Хупер иронически усмехнулся.

— Не будьте наивным, мистер Стоун. У моих ребят нет такой возможности. Мюллер у Диллера на особом положении. Вне виллы и лаборатории с него не спускают глаз. Это записано в договоре на десять лет работы и на три года после увольнения.

— У вас тоже есть такие пленники?

Андрей посмотрел на Хупера пристально и заметил, как у того хищно блеснули глаза.

— Есть, безусловно. И не приведи Господь, мистер Стоун, вам ими заинтересоваться.

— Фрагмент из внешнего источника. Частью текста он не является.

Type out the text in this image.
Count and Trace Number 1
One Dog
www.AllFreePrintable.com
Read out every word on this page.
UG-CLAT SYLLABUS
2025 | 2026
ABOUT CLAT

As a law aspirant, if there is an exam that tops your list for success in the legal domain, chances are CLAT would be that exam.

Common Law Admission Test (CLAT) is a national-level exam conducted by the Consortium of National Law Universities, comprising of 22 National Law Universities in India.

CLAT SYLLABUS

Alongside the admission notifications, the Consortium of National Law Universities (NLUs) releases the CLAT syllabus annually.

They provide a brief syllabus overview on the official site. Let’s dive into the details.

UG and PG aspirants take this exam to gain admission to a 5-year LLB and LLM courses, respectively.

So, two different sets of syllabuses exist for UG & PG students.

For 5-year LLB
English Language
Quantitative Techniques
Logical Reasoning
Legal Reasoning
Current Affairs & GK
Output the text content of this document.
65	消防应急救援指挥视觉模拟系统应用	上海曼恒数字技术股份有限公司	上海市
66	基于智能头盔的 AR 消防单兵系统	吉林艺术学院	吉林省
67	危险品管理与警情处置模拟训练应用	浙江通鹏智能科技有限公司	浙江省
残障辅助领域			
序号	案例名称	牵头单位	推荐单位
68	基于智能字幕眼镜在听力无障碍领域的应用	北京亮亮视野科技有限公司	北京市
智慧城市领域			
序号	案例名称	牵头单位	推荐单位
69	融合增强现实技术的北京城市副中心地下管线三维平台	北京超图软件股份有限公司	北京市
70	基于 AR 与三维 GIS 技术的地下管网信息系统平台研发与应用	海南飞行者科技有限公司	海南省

— Я думаю, Господь меня убережет.

— Вот и хорошо. В свою очередь я буду оберегать вас. Учтите, никто из моих ребят не знает, по какому поводу мы встретились, о чем говорим. Что касается Мюллера, то он свободен от наблюдения на вилле. Объяснять вам, почему у меня там нет своих людей, вряд ли стоит. Вот и выходит…

— Но вы подумали, в каком положении оказываюсь я? Стать участником подобной акции — значит поставить на карту все — успех, положение, которое меня устраивает…

— Уточним термины, Стоун. Эта акция называется бизнесом. Вы ставите на карту успех против успеха. Никто не знает о нашей сделке. Обратите внимание: я веду с вами речь, не доверяя посредникам или помощникам. Для меня данный бизнес — дело жизни. Для вас — тоже. Тем более, акция разовая.

— Убедили, — согласился Андрей. — У меня нет выхода, верно?